Il convient de distinguer l’idéal moral, qui stimule véritablement le développement spirituel de l’individu et rend sa vie plus sensée, de l’utopie idéologique, source de violence et de destruction.

Il ne suffit pas d’apprendre à défendre les droits des minorités, même si, en soi, l’aspiration de la démocratie à défendre la minorité et à la protéger de la dictature de la majorité est la plus grande réalisation de la liberté. Il est important de comprendre que la vérité de la minorité est universelle, elle aussi, qu’elle a de la valeur.

D.I.

Notre seule possibilité de survie se trouve dans le passage de la concurrence économique et militaire à la coopération pour investir dans le fond universel de l’humanisme. Le critère principal de la civilisation doit être le niveau d’humanisme de chaque société.

G.

La science du XXIe siècle, et en premier lieu les sciences humaines, doit nous expliquer ce qui ne peut pas être changé dans l’homme et ce qu’il est dangereux de changer.

D.I.

Confondant savoir et sagesse, prenant la crédulité pour de la conviction, le plaisir pour le bonheur et la productivité pour valeur suprême, les hommes se sont lancés à corps perdu dans une fuite en avant : le résultat est bien triste !

G.

Il est évident que les anciennes oppositions mécaniques entre le socialisme et le capitalisme, le libéralisme et l’étatisme, sont en train de mourir. Nous avaçons vers autre chose, une situation nouvelle, une complémentarité des mécanismes et des instruments de la vie sociale qui renforce ses propres fondements.

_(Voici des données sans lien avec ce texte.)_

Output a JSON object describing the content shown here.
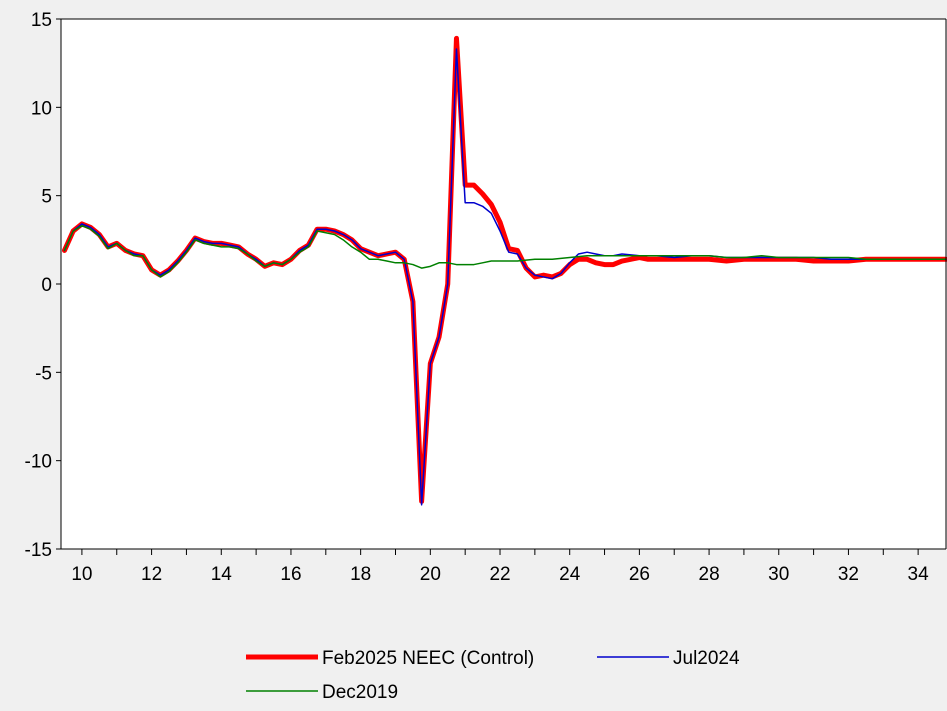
{
  "chart_data": {
    "type": "line",
    "title": "",
    "xlabel": "",
    "ylabel": "",
    "xlim": [
      9.4,
      34.8
    ],
    "ylim": [
      -15,
      15
    ],
    "grid": false,
    "legend_position": "bottom",
    "x_ticks": [
      10,
      12,
      14,
      16,
      18,
      20,
      22,
      24,
      26,
      28,
      30,
      32,
      34
    ],
    "y_ticks": [
      15,
      10,
      5,
      0,
      -5,
      -10,
      -15
    ],
    "series": [
      {
        "name": "Feb2025 NEEC (Control)",
        "color": "#ff0000",
        "points": [
          [
            9.5,
            1.9
          ],
          [
            9.75,
            3.0
          ],
          [
            10.0,
            3.4
          ],
          [
            10.25,
            3.2
          ],
          [
            10.5,
            2.8
          ],
          [
            10.75,
            2.1
          ],
          [
            11.0,
            2.3
          ],
          [
            11.25,
            1.9
          ],
          [
            11.5,
            1.7
          ],
          [
            11.75,
            1.6
          ],
          [
            12.0,
            0.8
          ],
          [
            12.25,
            0.5
          ],
          [
            12.5,
            0.8
          ],
          [
            12.75,
            1.3
          ],
          [
            13.0,
            1.9
          ],
          [
            13.25,
            2.6
          ],
          [
            13.5,
            2.4
          ],
          [
            13.75,
            2.3
          ],
          [
            14.0,
            2.3
          ],
          [
            14.25,
            2.2
          ],
          [
            14.5,
            2.1
          ],
          [
            14.75,
            1.7
          ],
          [
            15.0,
            1.4
          ],
          [
            15.25,
            1.0
          ],
          [
            15.5,
            1.2
          ],
          [
            15.75,
            1.1
          ],
          [
            16.0,
            1.4
          ],
          [
            16.25,
            1.9
          ],
          [
            16.5,
            2.2
          ],
          [
            16.75,
            3.1
          ],
          [
            17.0,
            3.1
          ],
          [
            17.25,
            3.0
          ],
          [
            17.5,
            2.8
          ],
          [
            17.75,
            2.5
          ],
          [
            18.0,
            2.0
          ],
          [
            18.25,
            1.8
          ],
          [
            18.5,
            1.6
          ],
          [
            18.75,
            1.7
          ],
          [
            19.0,
            1.8
          ],
          [
            19.25,
            1.4
          ],
          [
            19.5,
            -1.0
          ],
          [
            19.75,
            -12.3
          ],
          [
            20.0,
            -4.5
          ],
          [
            20.25,
            -3.0
          ],
          [
            20.5,
            0.0
          ],
          [
            20.75,
            13.9
          ],
          [
            21.0,
            5.6
          ],
          [
            21.25,
            5.6
          ],
          [
            21.5,
            5.1
          ],
          [
            21.75,
            4.5
          ],
          [
            22.0,
            3.5
          ],
          [
            22.25,
            2.0
          ],
          [
            22.5,
            1.9
          ],
          [
            22.75,
            0.9
          ],
          [
            23.0,
            0.4
          ],
          [
            23.25,
            0.5
          ],
          [
            23.5,
            0.4
          ],
          [
            23.75,
            0.6
          ],
          [
            24.0,
            1.1
          ],
          [
            24.25,
            1.4
          ],
          [
            24.5,
            1.4
          ],
          [
            24.75,
            1.2
          ],
          [
            25.0,
            1.1
          ],
          [
            25.25,
            1.1
          ],
          [
            25.5,
            1.3
          ],
          [
            25.75,
            1.4
          ],
          [
            26.0,
            1.5
          ],
          [
            26.25,
            1.4
          ],
          [
            26.5,
            1.4
          ],
          [
            27.0,
            1.4
          ],
          [
            27.5,
            1.4
          ],
          [
            28.0,
            1.4
          ],
          [
            28.5,
            1.3
          ],
          [
            29.0,
            1.4
          ],
          [
            29.5,
            1.4
          ],
          [
            30.0,
            1.4
          ],
          [
            30.5,
            1.4
          ],
          [
            31.0,
            1.3
          ],
          [
            31.5,
            1.3
          ],
          [
            32.0,
            1.3
          ],
          [
            32.5,
            1.4
          ],
          [
            33.0,
            1.4
          ],
          [
            33.5,
            1.4
          ],
          [
            34.0,
            1.4
          ],
          [
            34.8,
            1.4
          ]
        ]
      },
      {
        "name": "Jul2024",
        "color": "#0000cc",
        "points": [
          [
            9.5,
            1.9
          ],
          [
            9.75,
            3.0
          ],
          [
            10.0,
            3.4
          ],
          [
            10.25,
            3.2
          ],
          [
            10.5,
            2.8
          ],
          [
            10.75,
            2.1
          ],
          [
            11.0,
            2.3
          ],
          [
            11.25,
            1.9
          ],
          [
            11.5,
            1.7
          ],
          [
            11.75,
            1.6
          ],
          [
            12.0,
            0.8
          ],
          [
            12.25,
            0.5
          ],
          [
            12.5,
            0.8
          ],
          [
            12.75,
            1.3
          ],
          [
            13.0,
            1.9
          ],
          [
            13.25,
            2.6
          ],
          [
            13.5,
            2.4
          ],
          [
            13.75,
            2.3
          ],
          [
            14.0,
            2.3
          ],
          [
            14.25,
            2.2
          ],
          [
            14.5,
            2.1
          ],
          [
            14.75,
            1.7
          ],
          [
            15.0,
            1.4
          ],
          [
            15.25,
            1.0
          ],
          [
            15.5,
            1.2
          ],
          [
            15.75,
            1.1
          ],
          [
            16.0,
            1.4
          ],
          [
            16.25,
            1.9
          ],
          [
            16.5,
            2.2
          ],
          [
            16.75,
            3.1
          ],
          [
            17.0,
            3.1
          ],
          [
            17.25,
            3.0
          ],
          [
            17.5,
            2.8
          ],
          [
            17.75,
            2.5
          ],
          [
            18.0,
            2.0
          ],
          [
            18.25,
            1.8
          ],
          [
            18.5,
            1.6
          ],
          [
            18.75,
            1.7
          ],
          [
            19.0,
            1.8
          ],
          [
            19.25,
            1.4
          ],
          [
            19.5,
            -1.0
          ],
          [
            19.75,
            -12.5
          ],
          [
            20.0,
            -4.5
          ],
          [
            20.25,
            -3.0
          ],
          [
            20.5,
            0.0
          ],
          [
            20.75,
            13.3
          ],
          [
            21.0,
            4.6
          ],
          [
            21.25,
            4.6
          ],
          [
            21.5,
            4.4
          ],
          [
            21.75,
            4.0
          ],
          [
            22.0,
            3.0
          ],
          [
            22.25,
            1.8
          ],
          [
            22.5,
            1.7
          ],
          [
            22.75,
            0.9
          ],
          [
            23.0,
            0.5
          ],
          [
            23.25,
            0.4
          ],
          [
            23.5,
            0.3
          ],
          [
            23.75,
            0.6
          ],
          [
            24.0,
            1.2
          ],
          [
            24.25,
            1.7
          ],
          [
            24.5,
            1.8
          ],
          [
            24.75,
            1.7
          ],
          [
            25.0,
            1.6
          ],
          [
            25.25,
            1.6
          ],
          [
            25.5,
            1.7
          ],
          [
            26.0,
            1.6
          ],
          [
            26.5,
            1.6
          ],
          [
            27.0,
            1.5
          ],
          [
            27.5,
            1.6
          ],
          [
            28.0,
            1.6
          ],
          [
            28.5,
            1.5
          ],
          [
            29.0,
            1.5
          ],
          [
            29.5,
            1.5
          ],
          [
            30.0,
            1.5
          ],
          [
            30.5,
            1.5
          ],
          [
            31.0,
            1.5
          ],
          [
            31.5,
            1.4
          ],
          [
            32.0,
            1.4
          ],
          [
            32.5,
            1.4
          ],
          [
            33.0,
            1.4
          ],
          [
            33.5,
            1.4
          ],
          [
            34.0,
            1.4
          ],
          [
            34.8,
            1.4
          ]
        ]
      },
      {
        "name": "Dec2019",
        "color": "#008000",
        "points": [
          [
            9.5,
            1.9
          ],
          [
            9.75,
            3.0
          ],
          [
            10.0,
            3.3
          ],
          [
            10.25,
            3.1
          ],
          [
            10.5,
            2.7
          ],
          [
            10.75,
            2.0
          ],
          [
            11.0,
            2.3
          ],
          [
            11.25,
            1.9
          ],
          [
            11.5,
            1.6
          ],
          [
            11.75,
            1.6
          ],
          [
            12.0,
            0.8
          ],
          [
            12.25,
            0.4
          ],
          [
            12.5,
            0.7
          ],
          [
            12.75,
            1.2
          ],
          [
            13.0,
            1.8
          ],
          [
            13.25,
            2.5
          ],
          [
            13.5,
            2.3
          ],
          [
            13.75,
            2.2
          ],
          [
            14.0,
            2.1
          ],
          [
            14.25,
            2.1
          ],
          [
            14.5,
            2.0
          ],
          [
            14.75,
            1.7
          ],
          [
            15.0,
            1.3
          ],
          [
            15.25,
            1.0
          ],
          [
            15.5,
            1.2
          ],
          [
            15.75,
            1.1
          ],
          [
            16.0,
            1.4
          ],
          [
            16.25,
            1.8
          ],
          [
            16.5,
            2.1
          ],
          [
            16.75,
            3.0
          ],
          [
            17.0,
            2.9
          ],
          [
            17.25,
            2.8
          ],
          [
            17.5,
            2.5
          ],
          [
            17.75,
            2.1
          ],
          [
            18.0,
            1.8
          ],
          [
            18.25,
            1.4
          ],
          [
            18.5,
            1.4
          ],
          [
            18.75,
            1.3
          ],
          [
            19.0,
            1.2
          ],
          [
            19.25,
            1.2
          ],
          [
            19.5,
            1.1
          ],
          [
            19.75,
            0.9
          ],
          [
            20.0,
            1.0
          ],
          [
            20.25,
            1.2
          ],
          [
            20.5,
            1.2
          ],
          [
            20.75,
            1.1
          ],
          [
            21.0,
            1.1
          ],
          [
            21.25,
            1.1
          ],
          [
            21.5,
            1.2
          ],
          [
            21.75,
            1.3
          ],
          [
            22.0,
            1.3
          ],
          [
            22.5,
            1.3
          ],
          [
            23.0,
            1.4
          ],
          [
            23.5,
            1.4
          ],
          [
            24.0,
            1.5
          ],
          [
            24.5,
            1.6
          ],
          [
            25.0,
            1.6
          ],
          [
            25.5,
            1.6
          ],
          [
            26.0,
            1.6
          ],
          [
            26.5,
            1.6
          ],
          [
            27.0,
            1.6
          ],
          [
            27.5,
            1.6
          ],
          [
            28.0,
            1.6
          ],
          [
            28.5,
            1.5
          ],
          [
            29.0,
            1.5
          ],
          [
            29.5,
            1.6
          ],
          [
            30.0,
            1.5
          ],
          [
            30.5,
            1.5
          ],
          [
            31.0,
            1.5
          ],
          [
            31.5,
            1.5
          ],
          [
            32.0,
            1.5
          ],
          [
            32.5,
            1.4
          ],
          [
            33.0,
            1.4
          ],
          [
            33.5,
            1.4
          ],
          [
            34.0,
            1.4
          ],
          [
            34.8,
            1.4
          ]
        ]
      }
    ]
  }
}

Cette recherche doit être aussi celle de la synthèse des points communs, de ce qui unit, au lieu de diviser, les hommes, les nations et les peuples.

La valeur de la démocratie est nulle si elle est installée par la violence et les frappes aériennes.

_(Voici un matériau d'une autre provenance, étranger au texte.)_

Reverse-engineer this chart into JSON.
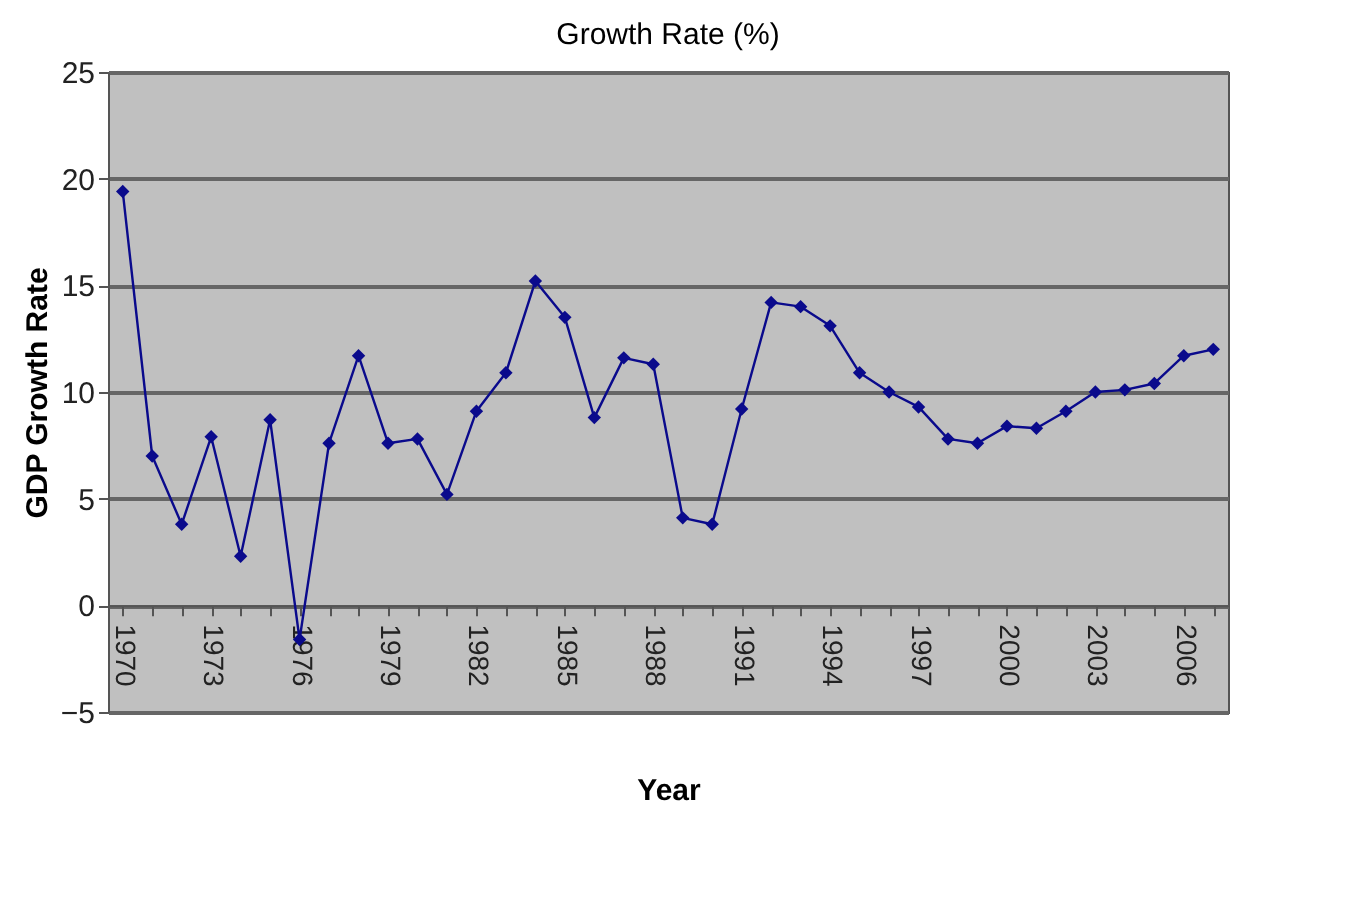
{
  "chart_data": {
    "type": "line",
    "title": "Growth Rate (%)",
    "xlabel": "Year",
    "ylabel": "GDP Growth Rate",
    "categories": [
      "1970",
      null,
      null,
      "1973",
      null,
      null,
      "1976",
      null,
      null,
      "1979",
      null,
      null,
      "1982",
      null,
      null,
      "1985",
      null,
      null,
      "1988",
      null,
      null,
      "1991",
      null,
      null,
      "1994",
      null,
      null,
      "1997",
      null,
      null,
      "2000",
      null,
      null,
      "2003",
      null,
      null,
      "2006",
      null
    ],
    "series": [
      {
        "color": "#0a0a8c",
        "values": [
          19.4,
          7.0,
          3.8,
          7.9,
          2.3,
          8.7,
          -1.6,
          7.6,
          11.7,
          7.6,
          7.8,
          5.2,
          9.1,
          10.9,
          15.2,
          13.5,
          8.8,
          11.6,
          11.3,
          4.1,
          3.8,
          9.2,
          14.2,
          14.0,
          13.1,
          10.9,
          10.0,
          9.3,
          7.8,
          7.6,
          8.4,
          8.3,
          9.1,
          10.0,
          10.1,
          10.4,
          11.7,
          12.0
        ]
      }
    ],
    "ylim": [
      -5,
      25
    ],
    "yticks": [
      -5,
      0,
      5,
      10,
      15,
      20,
      25
    ],
    "grid": "y",
    "marker": "diamond",
    "line_style": "solid"
  }
}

Nous n’avons pas renoncé à notre approche idéologique juste pour devenir des esclaves d’une nouvelle idéologie. Nous avons renoncé à notre approche idéologique au nom d’une approche morale.

Aux Etats-Unis aujourd’hui le cours des évènements dépend entièrement de la probité et de la décence de ceux qui contrôlent les empires médiatiques (le 4e pouvoir). Une révolution culturelle est nécessaire pour s’opposer à la toute puissance de ce 4e pouvoir.

La culture humaniste de la population est très basse, même dans les pays les plus développés de l’Occident, Etats-Unis en tête.

Il convient de réfléchir à la manière d’éviter une nouvelle unification du monde. Il faut commencer par perfectionner les organisations internationales qui existent déjà. L’ UNESCO : pourquoi ne pas réfléchir aux orientations d’une éducation humanitaire fondée sur l’expérience morale de toute l’humanité et la sagesse morale de toutes les grandes religions ?

Il devrait être question aujourd’hui d’une réorientation culturelle de toute la civilisation humaine, d’une nouvelle refondation morale et culturelle.